875v, this means it takes a 50% greater voltage increase over idle to bring our GTX 465 to load compared to our GTX 470. This is only a 4% increase in core voltage overall, but as GF100 has an idle voltage of. Our GTX 480 and 470 samples have a load core voltage of 0.959v and 0.962v respectively according to GPU-Z, while our GTX 465 from Zotec is a good 0.04v higher at 1.025v. Neither card is of the silent type, though the Radeon was considerably noisier when running 3d applications.In terms of core voltage the GTX 465 ends up being a notable outlier.
#Nvidia geforce gtx 275 temperature full#
The fan on the GeForce is more moderate, making more noise than the Radeon at idle but remaining quieter under full load. The GeForce GTX 275 reaches a toasty 78 degrees under load, but will cool down to 41 degrees at idle. Then at idle the fan almost turns off, so the GPU doesn't drop below 50 degrees.
The Radeon HD 4890 is a noisy little thing under load, though the screaming blower fan manages to keep the GPU relatively cool at just 69 degrees.

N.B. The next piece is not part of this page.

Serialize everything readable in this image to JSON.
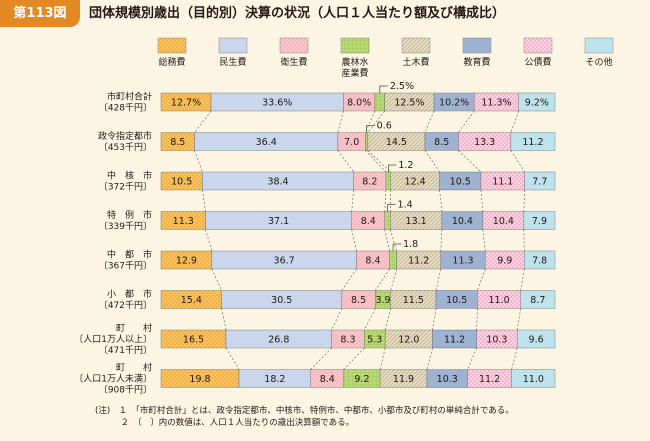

We tested both cards using their standard reference coolers and as such these results will reflect those of any Radeon HD 4890 or GeForce GTX 275 using the stock cooler designed by ATI and Nvidia, respectively (about 80% of the products on offer). The Radeon HD 4890 was slightly more power hungry at idle, using 16 watts more when compared to the GeForce GTX 275. Relatively speaking, both the Radeon HD 4890 and GeForce GTX 275 use very little power with just 3 watts separating them under full load.